Wie sollte im Hinblick auf die Digitalisierung und Bildung eine Zusammenarbeit zwischen Schule und Familie aussehen?
Nicht nur im Hinblick auf Digitalisierung und Bildung. Sondern insgesamt sollte die Zusammenarbeit zwischen Schule und Bildung so gestaltet werden, dass alle Beteiligten sich eingeladen fühlen, mitzudiskutieren. Ich glaube, dass die Digitalisierung die Brücke zur Demokratisierung, zur gesellschaftlichen Teilhabe schlägt. Dafür brauchen wir alle. Die Erziehungsberechtigten, die sich mit einbringen können, aber auch die Möglichkeit, dass Schüler sich im geschützten Raum bewegen können. Es kommt viel stärker darauf an, dass die Menschen zusammenarbeiten und nicht isoliert nebeneinanderstehen.

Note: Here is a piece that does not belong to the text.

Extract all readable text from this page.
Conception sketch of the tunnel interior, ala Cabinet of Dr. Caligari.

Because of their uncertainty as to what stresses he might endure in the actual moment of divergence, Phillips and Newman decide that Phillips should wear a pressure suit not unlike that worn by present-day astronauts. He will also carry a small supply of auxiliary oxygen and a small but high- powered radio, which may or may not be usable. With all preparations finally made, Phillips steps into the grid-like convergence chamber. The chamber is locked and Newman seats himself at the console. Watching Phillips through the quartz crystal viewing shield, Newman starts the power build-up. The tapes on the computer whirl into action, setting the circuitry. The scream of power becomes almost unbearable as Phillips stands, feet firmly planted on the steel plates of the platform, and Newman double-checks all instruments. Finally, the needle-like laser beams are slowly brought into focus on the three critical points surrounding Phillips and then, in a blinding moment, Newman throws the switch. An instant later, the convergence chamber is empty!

Sie sprechen von Möglichkeiten, die aufgebaut werden sollen. Was meinen Sie, wie ist denn momentan die Lage an Schulen?
Da gibt es große Unterschiede zwischen den Schulen. Ich kann das also pauschal so gar nicht beantworten. Wir haben einige Schulen, bei denen digitale Medien schon längst eingesetzt werden und diese selbstverständlich für die Unterrichtsgestaltung sind. Und wir haben andere Schulen, bei denen ist das noch nicht so weit entwickelt. Das finde ich aber auch alles nicht schlimm. Entscheidend ist, dass sich Schulgemeinschaften zusammen auf den Weg machen. Dass sie im Blick haben, wie sie ihre Schule in den nächsten Jahren weiterentwickeln wollen. Da erlebe ich überall große Offenheit und die Fragen dabei müssen wir beantworten. Dafür haben wir jetzt einen Wettbewerb ausgelobt. Zur Lehrerfortbildung haben wir ein besonderes Zentrum für Medienkompetenz eingerichtet, um diese Fragen beantworten zu können und die Schulen auf diesem Weg zu begleiten.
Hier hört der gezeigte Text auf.